For startups, the temptation is to build your messaging around rational statements that focus purely on the nuts and bolts of product functionality. While, Joe admits, this is invaluable in the early stages of your company, it can only get you so far. Sooner or later, startups have to move to get in touch with their emotional side.

It’s not enough to sell someone a solution. The real kicker is getting them to realise that they have a problem in the first place. Look for that emotional pull, or higher purpose, that brings potential customers to lean in, to give you their attention when there’s so much noise.

Being bold about this can sometimes feel counterintuitive or even uncomfortable, especially when you’re still building that initial trust around your product. Joe’s advice? Trust in your mission, and channel that story into your messages.

 

  1. Test, Test, Test:

Once you’ve got an idea of the needles you’re trying to move and the story you want to tell, next up is testing.

Don’t be afraid to ask the question “what could happen to _____ if we ______?”, building experiments off the back of that. Joe recalls the Transferwise team asking a similar question of their TfL Underground campaign and their unexpected impact on viral growth. When planning these types of tests, be sure to ask:

? What are some of the ideas I could try?

? Which channels are a natural fit for these ideas?

? How am I tracking this stuff? (and you must, must track everything)

? What does “success” actually look like in this test?

The last question is crucial. If you have no idea what success might look like before you start testing, how will you know what success looks like after testing? Want to try this yourself? The team at Pipefy have the perfect Growth Experiment guide to get you started.

Joe highlights that in your early stages, you’re not necessarily going to have the expertise or the hours to test that channels that you think are right and ripe for growth. Embrace this. If you think a channel could work great for you and have some ideas on how, get help (from freelancers, contractors, part-timers) to get off the ground. This allows you to give that channel the best shot at doing well; if it seems right for you, great! Hire someone full time to take responsibility for it. If the channel doesn’t work, you’ve given it the best chance of succeeding for the time.

 

  1. Your customers are there; talk to them:

Outside of the four walls of your office, few know your product better than your existing customers. They’re an invaluable source of honest insight, and can be the data standing between one business decision and another.

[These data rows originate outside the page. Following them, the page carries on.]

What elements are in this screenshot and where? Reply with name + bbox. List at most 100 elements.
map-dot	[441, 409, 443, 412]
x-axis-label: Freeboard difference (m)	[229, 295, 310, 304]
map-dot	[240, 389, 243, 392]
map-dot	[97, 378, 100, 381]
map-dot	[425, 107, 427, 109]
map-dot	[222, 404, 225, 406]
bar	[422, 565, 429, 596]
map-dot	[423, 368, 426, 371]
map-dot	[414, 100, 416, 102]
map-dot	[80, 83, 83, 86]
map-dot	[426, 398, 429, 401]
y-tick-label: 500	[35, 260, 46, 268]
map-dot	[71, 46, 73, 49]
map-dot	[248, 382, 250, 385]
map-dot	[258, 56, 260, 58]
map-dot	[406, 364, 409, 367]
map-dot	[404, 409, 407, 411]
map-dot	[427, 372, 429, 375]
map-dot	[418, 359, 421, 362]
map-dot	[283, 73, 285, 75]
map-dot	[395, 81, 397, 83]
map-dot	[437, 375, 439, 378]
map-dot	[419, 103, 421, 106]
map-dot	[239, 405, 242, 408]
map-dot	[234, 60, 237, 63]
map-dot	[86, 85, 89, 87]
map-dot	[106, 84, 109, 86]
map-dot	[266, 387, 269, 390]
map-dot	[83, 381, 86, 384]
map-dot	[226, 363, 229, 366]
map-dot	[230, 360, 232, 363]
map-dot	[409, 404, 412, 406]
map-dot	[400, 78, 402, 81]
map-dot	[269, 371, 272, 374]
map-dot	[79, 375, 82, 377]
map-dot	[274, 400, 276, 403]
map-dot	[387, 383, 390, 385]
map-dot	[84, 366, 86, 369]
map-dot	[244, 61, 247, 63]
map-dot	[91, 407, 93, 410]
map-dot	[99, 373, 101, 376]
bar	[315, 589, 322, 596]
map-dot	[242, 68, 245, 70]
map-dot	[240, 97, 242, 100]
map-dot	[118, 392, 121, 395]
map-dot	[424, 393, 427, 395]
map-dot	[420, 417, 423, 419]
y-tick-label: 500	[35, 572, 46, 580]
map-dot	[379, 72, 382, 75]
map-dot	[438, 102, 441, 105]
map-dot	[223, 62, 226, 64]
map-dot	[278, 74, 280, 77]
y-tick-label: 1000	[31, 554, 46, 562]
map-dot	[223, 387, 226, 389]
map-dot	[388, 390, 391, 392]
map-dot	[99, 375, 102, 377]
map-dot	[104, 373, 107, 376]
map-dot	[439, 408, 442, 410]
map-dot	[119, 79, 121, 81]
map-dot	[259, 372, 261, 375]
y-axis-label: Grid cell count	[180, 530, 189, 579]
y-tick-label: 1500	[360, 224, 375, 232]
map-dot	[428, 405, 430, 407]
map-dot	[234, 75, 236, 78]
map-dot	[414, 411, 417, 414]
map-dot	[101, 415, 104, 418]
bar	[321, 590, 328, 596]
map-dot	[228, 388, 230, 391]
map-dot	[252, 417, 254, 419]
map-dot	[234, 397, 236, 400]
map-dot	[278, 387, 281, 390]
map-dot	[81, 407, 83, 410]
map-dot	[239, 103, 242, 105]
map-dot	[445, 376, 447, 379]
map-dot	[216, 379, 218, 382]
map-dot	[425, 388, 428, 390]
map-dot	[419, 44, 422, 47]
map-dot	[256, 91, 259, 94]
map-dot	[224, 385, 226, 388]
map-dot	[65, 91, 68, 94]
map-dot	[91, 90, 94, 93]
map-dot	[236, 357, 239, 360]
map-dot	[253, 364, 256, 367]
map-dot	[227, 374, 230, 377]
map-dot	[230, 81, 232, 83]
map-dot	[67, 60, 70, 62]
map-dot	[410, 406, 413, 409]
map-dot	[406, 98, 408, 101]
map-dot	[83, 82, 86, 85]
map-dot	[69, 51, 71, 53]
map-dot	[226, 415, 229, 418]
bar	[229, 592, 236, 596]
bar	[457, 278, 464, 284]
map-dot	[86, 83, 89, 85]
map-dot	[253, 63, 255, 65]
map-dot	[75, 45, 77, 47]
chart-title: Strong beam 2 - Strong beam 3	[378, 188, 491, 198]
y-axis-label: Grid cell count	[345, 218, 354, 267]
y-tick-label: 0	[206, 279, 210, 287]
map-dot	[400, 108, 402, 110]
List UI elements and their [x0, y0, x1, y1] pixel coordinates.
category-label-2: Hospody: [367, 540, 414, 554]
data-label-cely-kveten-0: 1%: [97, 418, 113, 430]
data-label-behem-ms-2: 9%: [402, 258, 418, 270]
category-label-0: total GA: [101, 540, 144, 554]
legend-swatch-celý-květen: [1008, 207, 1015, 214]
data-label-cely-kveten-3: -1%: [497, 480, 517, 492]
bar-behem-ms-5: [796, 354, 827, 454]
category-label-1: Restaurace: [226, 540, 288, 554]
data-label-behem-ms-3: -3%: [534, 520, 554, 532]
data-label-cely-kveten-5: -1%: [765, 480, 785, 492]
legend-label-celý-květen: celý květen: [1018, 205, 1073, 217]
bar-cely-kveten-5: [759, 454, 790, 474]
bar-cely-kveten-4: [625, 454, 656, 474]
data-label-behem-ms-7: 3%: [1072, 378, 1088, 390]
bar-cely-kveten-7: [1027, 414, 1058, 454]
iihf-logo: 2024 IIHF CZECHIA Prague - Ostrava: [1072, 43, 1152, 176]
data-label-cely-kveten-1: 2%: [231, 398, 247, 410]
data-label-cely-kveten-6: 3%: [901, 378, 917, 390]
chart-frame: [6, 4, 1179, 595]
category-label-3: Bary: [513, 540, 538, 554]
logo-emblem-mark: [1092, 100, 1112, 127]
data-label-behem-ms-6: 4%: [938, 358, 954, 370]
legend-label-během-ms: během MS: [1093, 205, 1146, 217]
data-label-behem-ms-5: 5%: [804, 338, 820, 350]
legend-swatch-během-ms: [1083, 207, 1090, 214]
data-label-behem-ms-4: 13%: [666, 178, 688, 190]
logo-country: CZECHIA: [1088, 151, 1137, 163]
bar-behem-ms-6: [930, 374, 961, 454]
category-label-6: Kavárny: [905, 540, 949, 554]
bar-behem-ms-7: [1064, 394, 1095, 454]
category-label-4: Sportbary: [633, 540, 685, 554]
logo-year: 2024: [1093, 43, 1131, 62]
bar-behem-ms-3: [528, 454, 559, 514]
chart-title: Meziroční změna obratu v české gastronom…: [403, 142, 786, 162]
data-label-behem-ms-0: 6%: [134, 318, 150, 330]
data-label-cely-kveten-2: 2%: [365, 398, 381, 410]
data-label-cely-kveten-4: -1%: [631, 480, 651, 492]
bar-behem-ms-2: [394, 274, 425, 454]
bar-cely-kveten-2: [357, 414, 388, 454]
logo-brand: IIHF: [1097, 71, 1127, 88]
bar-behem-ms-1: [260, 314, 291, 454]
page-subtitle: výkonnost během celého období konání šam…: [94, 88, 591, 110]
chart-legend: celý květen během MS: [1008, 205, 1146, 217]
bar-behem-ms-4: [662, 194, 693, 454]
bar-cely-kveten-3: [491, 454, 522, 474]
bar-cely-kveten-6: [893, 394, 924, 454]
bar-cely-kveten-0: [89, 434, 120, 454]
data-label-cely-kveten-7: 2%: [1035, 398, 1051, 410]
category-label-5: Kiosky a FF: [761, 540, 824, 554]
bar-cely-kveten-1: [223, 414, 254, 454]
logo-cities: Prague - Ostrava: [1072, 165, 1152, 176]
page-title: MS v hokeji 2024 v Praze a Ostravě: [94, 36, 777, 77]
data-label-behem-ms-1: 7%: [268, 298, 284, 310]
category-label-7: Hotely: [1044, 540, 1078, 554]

Transferwise tapped into this resource when ironing out which how they talk to existing and potential customers. Asking their biggest fans from their user base what they liked about Transferwise helped the team prioritise and refine their messages.

From wondering how to reduce the drop off in your funnel (? try asking the users who drop out why they didn’t go on to try your product), to finding out how to better defining how you talk about your product (? try asking users who recommended you to others how they’d describe you to a friend), your customers are always going to have something to say. Listening pays off!